From Demonstrations- Suleymania (Photo:Men on the tree overlooking the stage where an open microphone was available for public statement. March8,2011)

Sunday, 17 April 2011 marked the sixtieth day of demonstrations calling for democratic change in Suleimaniya Iraq. The demonstration proceeded in its normal manner throughout the early afternoon. The crowd began to gather around 2:00 p.m. Speakers took their place on the stage. At 3:00 p.m., the Suleimaniya University students began their march from the University to Azadi (Freedom) Square. They were stopped by a large group of soldiers, some armed with guns, others with riot gear. A group of young men left the square to escort the students in, and the students eventually made their way past the soldiers and marched into the square waving their Kurdish flags and chanting "Zanko” (university). The crowd already assembled in the square greeted them with cheers.

CPT Iraq team members left the square shortly after the students arrived and passed by large numbers of the armed soldiers gathered along the street. The group of young escorters was still gathered in a park close to the entrance of the bazaar that leads into the square. The atmosphere was tense but quiet.

After an hour, the team received a phone call that saying shooting and tear gas explosions had begun inside the square. The husband of one of the team's partners was in the hospital because of tear gas inhalation. The team continued to receive phone calls from organizers still at the square who reporter that many of the demonstrators could not leave, because soldiers had surrounded them.

The team contacted the U.S. Consulate to report the situation. The position of the U.S. is that the people have a right to hold nonviolent demonstrations without fear of attack by the Kurdistan government. The Consulate has intervened a number of times in the past when armed soldiers threatened unarmed demonstrators.

After CPT reported the current situation, the Consulate representative said the diplomats were hearing conflicting stories. The team decided to return to the square to see the situation first hand. Upon arrival, the team saw at least one thousand armed soldiers surrounding the square. About fifty to one hundred demonstrators were still at the stage. The team members, although blocked by a line of soldiers, were eventually able make their way towards the stage.

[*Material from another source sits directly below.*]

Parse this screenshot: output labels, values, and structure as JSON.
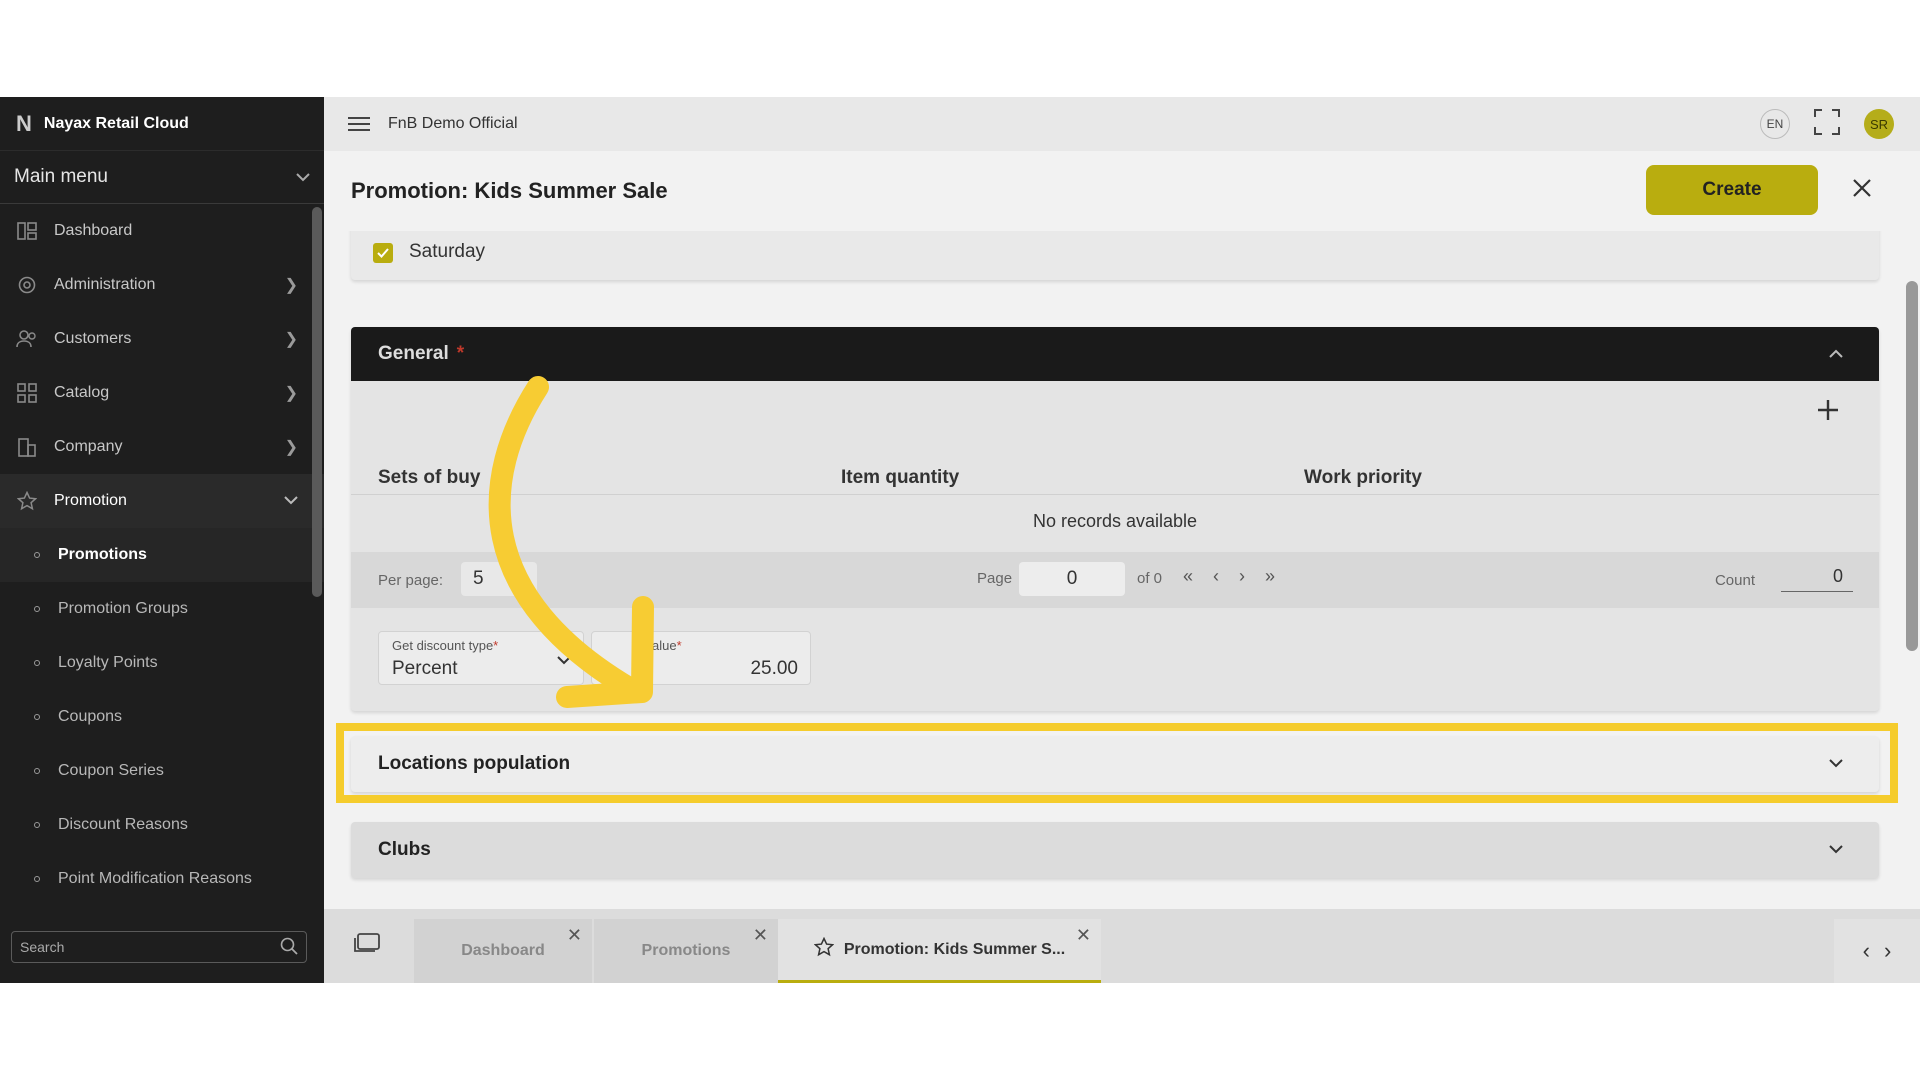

At the same time, many soldiers with clubs dashed towards the stage and began hitting people on the head. The team heard shots fired in the distance and saw ambulances were everywhere. Civilians who were trying to go home from the bazaar got caught in the mayhem. A few of the soldiers came at the CPTers with clubs and they retreated.

The team then found a fairly safe place on the outside of a ring of soldiers and watched as people were clubbed, loaded into ambulances, arrested, and chased further back. Water cannons appeared along with more soldiers armed with tear gas grenades and guns. The team made eye contact with the soldiers and flashed the sign of peace. Some soldiers looked confused, others nodded their heads and gave signs that they would not shoot. One soldier fluent in English told the team that the soldiers had come to the square because some of the young male escorters were throwing rocks by the gate of the bazaar. The team asked why the military was in the square, where no one was throwing rocks, he had to leave and deal with another skirmish before he could answer.

The team called the U.S. Consulate giving continuous first hand reports. The Consulate representative called all high-level KRG authorities. The number of injuries from the day is not yet known.